Translation is the synthesis of a polypeptide from the information encoded in mRNA, carried out by ribosomes with the help of tRNAs. The ribosome has three tRNA-binding sites — A (aminoacyl), P (peptidyl), and E (exit) — and moves along the mRNA in the 5'-to-3' direction. Each elongation cycle involves: codon recognition by a charged tRNA in the A site, peptide bond formation by peptidyl transferase (a ribozyme), and translocation shifting the ribosome one codon. Translation begins at AUG and terminates when a stop codon enters the A site, releasing the finished protein.
Use a codon table and manually translate a short mRNA sequence step by step, tracking tRNA movements through A, P, and E sites. Compare prokaryotic (70S, Shine-Dalgarno) and eukaryotic (80S, Kozak sequence) initiation.
You know the genetic code: each three-nucleotide codon specifies an amino acid. Translation is the molecular machinery that reads codons in sequence and assembles the corresponding amino acids into a polypeptide. The central player is the ribosome, which is far more than a passive scaffold — it is a molecular machine with moving parts and, crucially, catalytic activity residing in its RNA.
The ribosome has three named sites that track the state of the tRNAs involved in each round of elongation. The A (aminoacyl) site receives an incoming charged tRNA — a tRNA carrying its specific amino acid — whose anticodon must complement the mRNA codon currently positioned there. The P (peptidyl) site holds the tRNA attached to the growing polypeptide chain. The E (exit) site holds the now-uncharged tRNA just before it leaves the ribosome. Each elongation cycle proceeds in three coordinated steps: a charged tRNA enters the A site and base-pairs with the codon; peptidyl transferase catalyzes the transfer of the polypeptide from the P-site tRNA to the A-site amino acid, forming a new peptide bond; and the ribosome translocates one codon in the 5'-to-3' direction, shifting the tRNAs from A to P, P to E, and ejecting the E-site tRNA. The surprising fact revealed by structural and biochemical studies is that peptidyl transferase is not a protein enzyme — it is the rRNA of the large ribosomal subunit. The ribosome is a ribozyme, and this discovery supports the idea that protein synthesis evolved in an RNA-based world.
Translation does not begin at just any AUG in the mRNA. Initiation requires signals that position the ribosome at the correct start codon. In prokaryotes, a Shine-Dalgarno sequence a few nucleotides upstream of the AUG base-pairs with the 16S rRNA of the small ribosomal subunit, delivering the ribosome directly to the right position. In eukaryotes, the 40S subunit loads at the 5' cap and scans in the 3' direction until it encounters an AUG in a favorable Kozak context. This difference has profound implications: prokaryotic mRNAs are often polycistronic (multiple genes on one mRNA, each with its own Shine-Dalgarno) while eukaryotic mRNAs are usually monocistronic, translated from a single start site.

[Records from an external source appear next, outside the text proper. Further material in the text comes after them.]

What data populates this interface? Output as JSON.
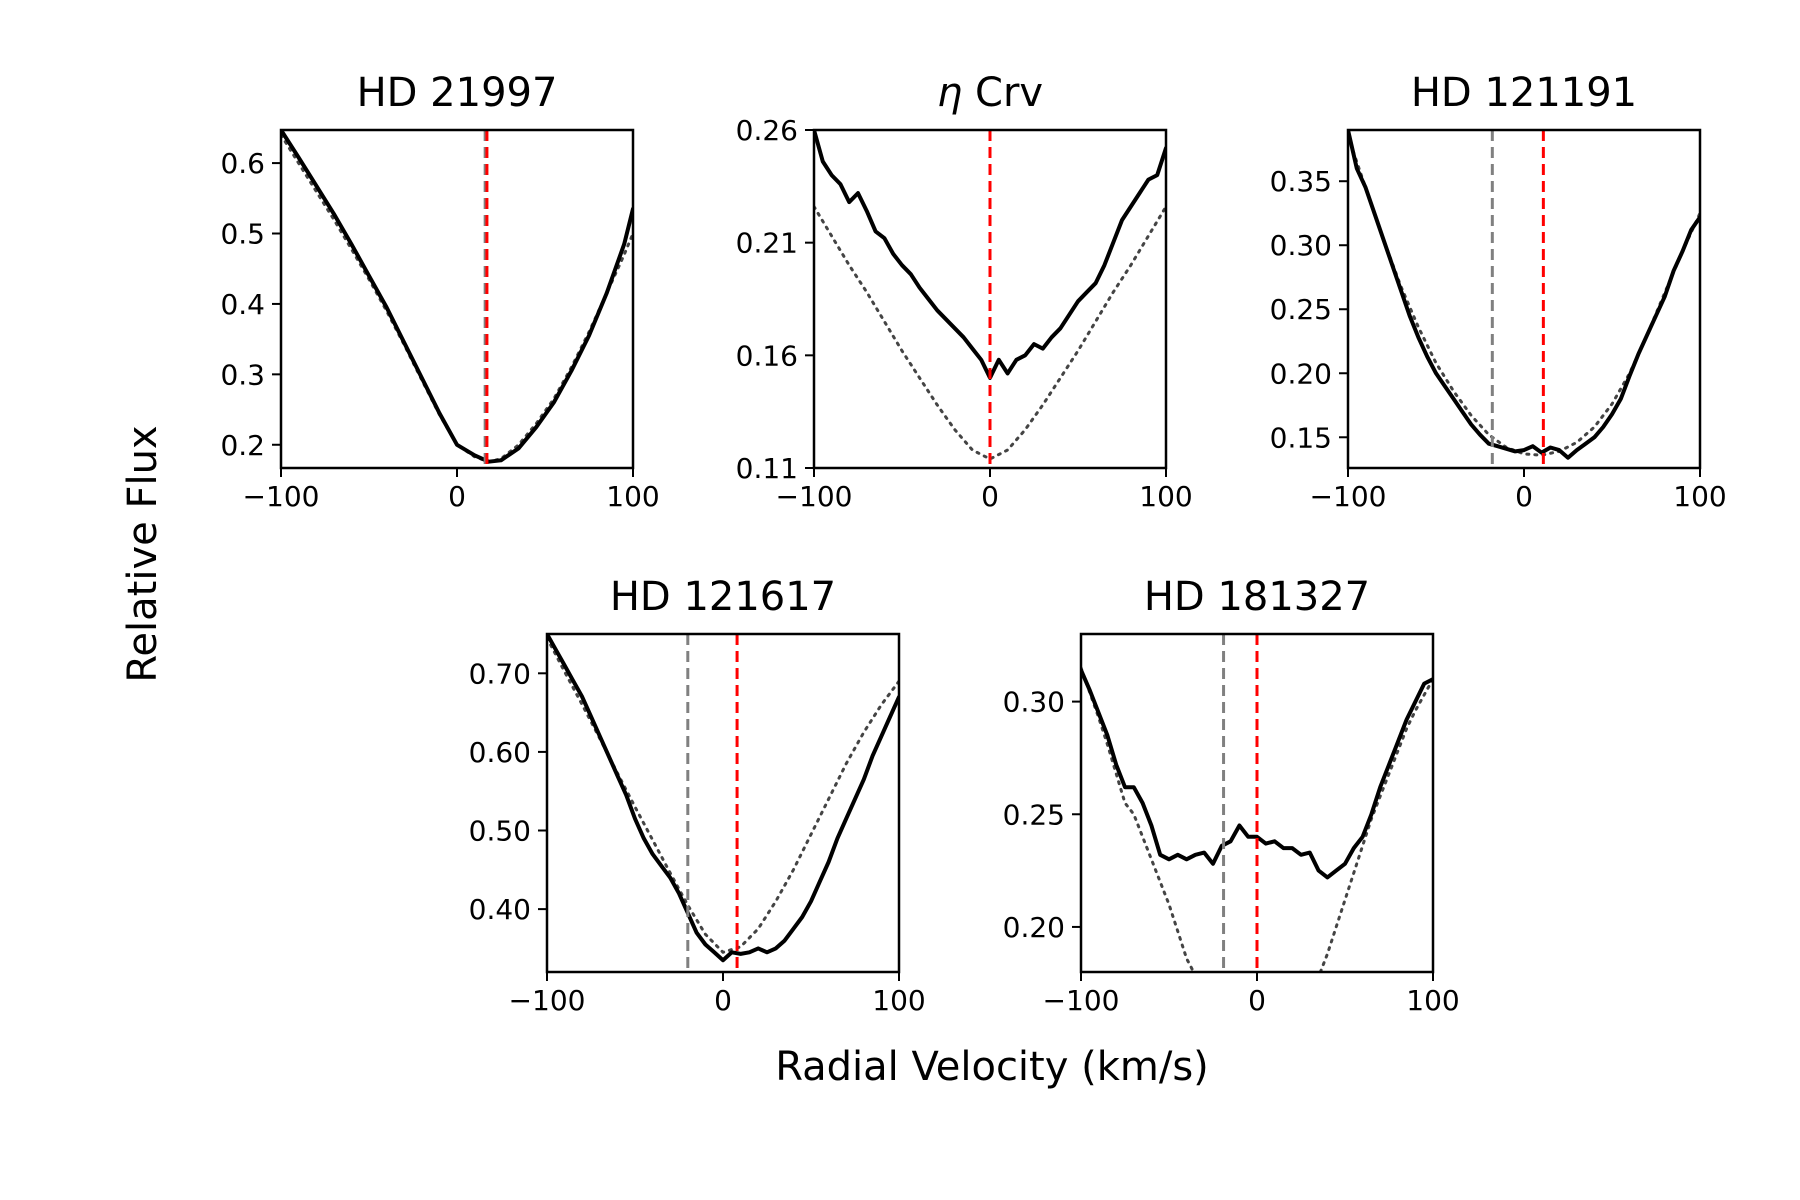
{
  "figure": {
    "xlabel": "Radial Velocity (km/s)",
    "ylabel": "Relative Flux"
  },
  "colors": {
    "observed": "#000000",
    "model": "#444444",
    "systemic_velocity": "#808080",
    "planet_velocity": "#ff0000"
  },
  "chart_data": [
    {
      "type": "line",
      "title": "HD 21997",
      "xlabel": "Radial Velocity (km/s)",
      "ylabel": "Relative Flux",
      "xlim": [
        -100,
        100
      ],
      "ylim": [
        0.167,
        0.647
      ],
      "xticks": [
        -100,
        0,
        100
      ],
      "xtick_labels": [
        "−100",
        "0",
        "100"
      ],
      "yticks": [
        0.2,
        0.3,
        0.4,
        0.5,
        0.6
      ],
      "ytick_labels": [
        "0.2",
        "0.3",
        "0.4",
        "0.5",
        "0.6"
      ],
      "vlines": [
        {
          "x": 16,
          "color": "#808080",
          "label": "systemic"
        },
        {
          "x": 17,
          "color": "#ff0000",
          "label": "planet"
        }
      ],
      "series": [
        {
          "name": "observed",
          "style": "solid",
          "x": [
            -100,
            -90,
            -80,
            -70,
            -60,
            -50,
            -40,
            -30,
            -20,
            -10,
            0,
            10,
            18,
            25,
            35,
            45,
            55,
            65,
            75,
            85,
            95,
            100
          ],
          "y": [
            0.647,
            0.608,
            0.568,
            0.528,
            0.485,
            0.44,
            0.395,
            0.345,
            0.295,
            0.245,
            0.2,
            0.185,
            0.176,
            0.178,
            0.195,
            0.225,
            0.26,
            0.305,
            0.355,
            0.415,
            0.485,
            0.535
          ]
        },
        {
          "name": "model",
          "style": "dotted",
          "x": [
            -100,
            -90,
            -80,
            -70,
            -60,
            -50,
            -40,
            -30,
            -20,
            -10,
            0,
            10,
            18,
            25,
            35,
            45,
            55,
            65,
            75,
            85,
            95,
            100
          ],
          "y": [
            0.64,
            0.6,
            0.56,
            0.52,
            0.478,
            0.435,
            0.39,
            0.342,
            0.292,
            0.243,
            0.2,
            0.183,
            0.176,
            0.18,
            0.2,
            0.23,
            0.265,
            0.31,
            0.36,
            0.415,
            0.47,
            0.5
          ]
        }
      ]
    },
    {
      "type": "line",
      "title": "η Crv",
      "title_italic_part": "η",
      "title_rest": " Crv",
      "xlabel": "Radial Velocity (km/s)",
      "ylabel": "Relative Flux",
      "xlim": [
        -100,
        100
      ],
      "ylim": [
        0.11,
        0.26
      ],
      "xticks": [
        -100,
        0,
        100
      ],
      "xtick_labels": [
        "−100",
        "0",
        "100"
      ],
      "yticks": [
        0.11,
        0.16,
        0.21,
        0.26
      ],
      "ytick_labels": [
        "0.11",
        "0.16",
        "0.21",
        "0.26"
      ],
      "vlines": [
        {
          "x": 0,
          "color": "#808080",
          "label": "systemic"
        },
        {
          "x": 0,
          "color": "#ff0000",
          "label": "planet"
        }
      ],
      "series": [
        {
          "name": "observed",
          "style": "solid",
          "x": [
            -100,
            -95,
            -90,
            -85,
            -80,
            -75,
            -70,
            -65,
            -60,
            -55,
            -50,
            -45,
            -40,
            -35,
            -30,
            -25,
            -20,
            -15,
            -10,
            -5,
            0,
            5,
            10,
            15,
            20,
            25,
            30,
            35,
            40,
            45,
            50,
            55,
            60,
            65,
            70,
            75,
            80,
            85,
            90,
            95,
            100
          ],
          "y": [
            0.26,
            0.246,
            0.24,
            0.236,
            0.228,
            0.232,
            0.224,
            0.215,
            0.212,
            0.205,
            0.2,
            0.196,
            0.19,
            0.185,
            0.18,
            0.176,
            0.172,
            0.168,
            0.163,
            0.158,
            0.15,
            0.158,
            0.152,
            0.158,
            0.16,
            0.165,
            0.163,
            0.168,
            0.172,
            0.178,
            0.184,
            0.188,
            0.192,
            0.2,
            0.21,
            0.22,
            0.226,
            0.232,
            0.238,
            0.24,
            0.252
          ]
        },
        {
          "name": "model",
          "style": "dotted",
          "x": [
            -100,
            -90,
            -80,
            -70,
            -60,
            -50,
            -40,
            -30,
            -20,
            -10,
            0,
            10,
            20,
            30,
            40,
            50,
            60,
            70,
            80,
            90,
            100
          ],
          "y": [
            0.226,
            0.213,
            0.2,
            0.188,
            0.175,
            0.162,
            0.15,
            0.138,
            0.127,
            0.118,
            0.114,
            0.118,
            0.127,
            0.138,
            0.15,
            0.162,
            0.175,
            0.188,
            0.2,
            0.213,
            0.226
          ]
        }
      ]
    },
    {
      "type": "line",
      "title": "HD 121191",
      "xlabel": "Radial Velocity (km/s)",
      "ylabel": "Relative Flux",
      "xlim": [
        -100,
        100
      ],
      "ylim": [
        0.126,
        0.39
      ],
      "xticks": [
        -100,
        0,
        100
      ],
      "xtick_labels": [
        "−100",
        "0",
        "100"
      ],
      "yticks": [
        0.15,
        0.2,
        0.25,
        0.3,
        0.35
      ],
      "ytick_labels": [
        "0.15",
        "0.20",
        "0.25",
        "0.30",
        "0.35"
      ],
      "vlines": [
        {
          "x": -18,
          "color": "#808080",
          "label": "systemic"
        },
        {
          "x": 11,
          "color": "#ff0000",
          "label": "planet"
        }
      ],
      "series": [
        {
          "name": "observed",
          "style": "solid",
          "x": [
            -100,
            -95,
            -90,
            -85,
            -80,
            -75,
            -70,
            -65,
            -60,
            -55,
            -50,
            -45,
            -40,
            -35,
            -30,
            -25,
            -20,
            -15,
            -10,
            -5,
            0,
            5,
            10,
            15,
            20,
            25,
            30,
            35,
            40,
            45,
            50,
            55,
            60,
            65,
            70,
            75,
            80,
            85,
            90,
            95,
            100
          ],
          "y": [
            0.39,
            0.36,
            0.345,
            0.325,
            0.305,
            0.285,
            0.265,
            0.245,
            0.228,
            0.213,
            0.2,
            0.19,
            0.18,
            0.17,
            0.16,
            0.152,
            0.145,
            0.143,
            0.141,
            0.139,
            0.14,
            0.143,
            0.138,
            0.142,
            0.14,
            0.134,
            0.14,
            0.145,
            0.15,
            0.158,
            0.168,
            0.18,
            0.198,
            0.215,
            0.23,
            0.245,
            0.26,
            0.28,
            0.295,
            0.312,
            0.322
          ]
        },
        {
          "name": "model",
          "style": "dotted",
          "x": [
            -100,
            -90,
            -80,
            -70,
            -60,
            -50,
            -40,
            -30,
            -20,
            -10,
            0,
            10,
            20,
            30,
            40,
            50,
            60,
            70,
            80,
            90,
            100
          ],
          "y": [
            0.385,
            0.345,
            0.305,
            0.268,
            0.236,
            0.208,
            0.186,
            0.167,
            0.152,
            0.142,
            0.137,
            0.136,
            0.139,
            0.146,
            0.158,
            0.176,
            0.2,
            0.23,
            0.263,
            0.295,
            0.325
          ]
        }
      ]
    },
    {
      "type": "line",
      "title": "HD 121617",
      "xlabel": "Radial Velocity (km/s)",
      "ylabel": "Relative Flux",
      "xlim": [
        -100,
        100
      ],
      "ylim": [
        0.32,
        0.75
      ],
      "xticks": [
        -100,
        0,
        100
      ],
      "xtick_labels": [
        "−100",
        "0",
        "100"
      ],
      "yticks": [
        0.4,
        0.5,
        0.6,
        0.7
      ],
      "ytick_labels": [
        "0.40",
        "0.50",
        "0.60",
        "0.70"
      ],
      "vlines": [
        {
          "x": -20,
          "color": "#808080",
          "label": "systemic"
        },
        {
          "x": 8,
          "color": "#ff0000",
          "label": "planet"
        }
      ],
      "series": [
        {
          "name": "observed",
          "style": "solid",
          "x": [
            -100,
            -95,
            -90,
            -85,
            -80,
            -75,
            -70,
            -65,
            -60,
            -55,
            -50,
            -45,
            -40,
            -35,
            -30,
            -25,
            -20,
            -15,
            -10,
            -5,
            0,
            5,
            10,
            15,
            20,
            25,
            30,
            35,
            40,
            45,
            50,
            55,
            60,
            65,
            70,
            75,
            80,
            85,
            90,
            95,
            100
          ],
          "y": [
            0.75,
            0.73,
            0.71,
            0.69,
            0.67,
            0.645,
            0.62,
            0.595,
            0.57,
            0.545,
            0.515,
            0.49,
            0.47,
            0.455,
            0.44,
            0.42,
            0.395,
            0.37,
            0.355,
            0.345,
            0.335,
            0.345,
            0.343,
            0.345,
            0.35,
            0.345,
            0.35,
            0.36,
            0.375,
            0.39,
            0.41,
            0.435,
            0.46,
            0.49,
            0.515,
            0.54,
            0.565,
            0.595,
            0.62,
            0.645,
            0.67
          ]
        },
        {
          "name": "model",
          "style": "dotted",
          "x": [
            -100,
            -90,
            -80,
            -70,
            -60,
            -50,
            -40,
            -30,
            -20,
            -10,
            0,
            10,
            20,
            30,
            40,
            50,
            60,
            70,
            80,
            90,
            100
          ],
          "y": [
            0.745,
            0.702,
            0.66,
            0.617,
            0.573,
            0.53,
            0.488,
            0.446,
            0.405,
            0.368,
            0.345,
            0.352,
            0.375,
            0.41,
            0.45,
            0.495,
            0.54,
            0.585,
            0.625,
            0.66,
            0.69
          ]
        }
      ]
    },
    {
      "type": "line",
      "title": "HD 181327",
      "xlabel": "Radial Velocity (km/s)",
      "ylabel": "Relative Flux",
      "xlim": [
        -100,
        100
      ],
      "ylim": [
        0.18,
        0.33
      ],
      "xticks": [
        -100,
        0,
        100
      ],
      "xtick_labels": [
        "−100",
        "0",
        "100"
      ],
      "yticks": [
        0.2,
        0.25,
        0.3
      ],
      "ytick_labels": [
        "0.20",
        "0.25",
        "0.30"
      ],
      "vlines": [
        {
          "x": -19,
          "color": "#808080",
          "label": "systemic"
        },
        {
          "x": 0,
          "color": "#ff0000",
          "label": "planet"
        }
      ],
      "series": [
        {
          "name": "observed",
          "style": "solid",
          "x": [
            -100,
            -95,
            -90,
            -85,
            -80,
            -75,
            -70,
            -65,
            -60,
            -55,
            -50,
            -45,
            -40,
            -35,
            -30,
            -25,
            -20,
            -15,
            -10,
            -5,
            0,
            5,
            10,
            15,
            20,
            25,
            30,
            35,
            40,
            45,
            50,
            55,
            60,
            65,
            70,
            75,
            80,
            85,
            90,
            95,
            100
          ],
          "y": [
            0.314,
            0.305,
            0.295,
            0.285,
            0.272,
            0.262,
            0.262,
            0.255,
            0.245,
            0.232,
            0.23,
            0.232,
            0.23,
            0.232,
            0.233,
            0.228,
            0.236,
            0.238,
            0.245,
            0.24,
            0.24,
            0.237,
            0.238,
            0.235,
            0.235,
            0.232,
            0.233,
            0.225,
            0.222,
            0.225,
            0.228,
            0.235,
            0.24,
            0.25,
            0.262,
            0.272,
            0.282,
            0.292,
            0.3,
            0.308,
            0.31
          ]
        },
        {
          "name": "model",
          "style": "dotted",
          "x": [
            -100,
            -95,
            -90,
            -85,
            -80,
            -75,
            -70,
            -65,
            -60,
            -55,
            -50,
            -45,
            -40,
            -36
          ],
          "y": [
            0.315,
            0.304,
            0.293,
            0.281,
            0.268,
            0.255,
            0.25,
            0.24,
            0.23,
            0.22,
            0.21,
            0.198,
            0.186,
            0.18
          ]
        },
        {
          "name": "model",
          "style": "dotted",
          "x": [
            36,
            40,
            45,
            50,
            55,
            60,
            65,
            70,
            75,
            80,
            85,
            90,
            95,
            100
          ],
          "y": [
            0.18,
            0.188,
            0.2,
            0.212,
            0.224,
            0.236,
            0.248,
            0.258,
            0.268,
            0.278,
            0.288,
            0.296,
            0.303,
            0.31
          ]
        }
      ]
    }
  ]
}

The reading frame set at AUG is non-negotiable. Once the ribosome commits to an AUG, it reads every subsequent codon as exactly three nucleotides, without gaps or shifts. This is why a frameshift mutation — a single nucleotide insertion or deletion in the coding sequence — is typically catastrophic: it changes the triplet grouping of every codon downstream, producing a completely garbled amino acid sequence that almost always includes a premature stop codon. A single nucleotide change therefore does not just alter one amino acid; it destroys the entire C-terminal portion of the protein.
Termination is triggered by stop codons (UAA, UAG, UGA), which have no corresponding tRNAs. Instead, protein release factors bind the A site when a stop codon arrives, hydrolyze the bond between the polypeptide and the final tRNA, and release the finished protein. The ribosomal subunits then dissociate and are recycled. In active cells, many ribosomes can translate the same mRNA simultaneously, forming polysomes — a strategy that greatly amplifies protein output from a single mRNA molecule.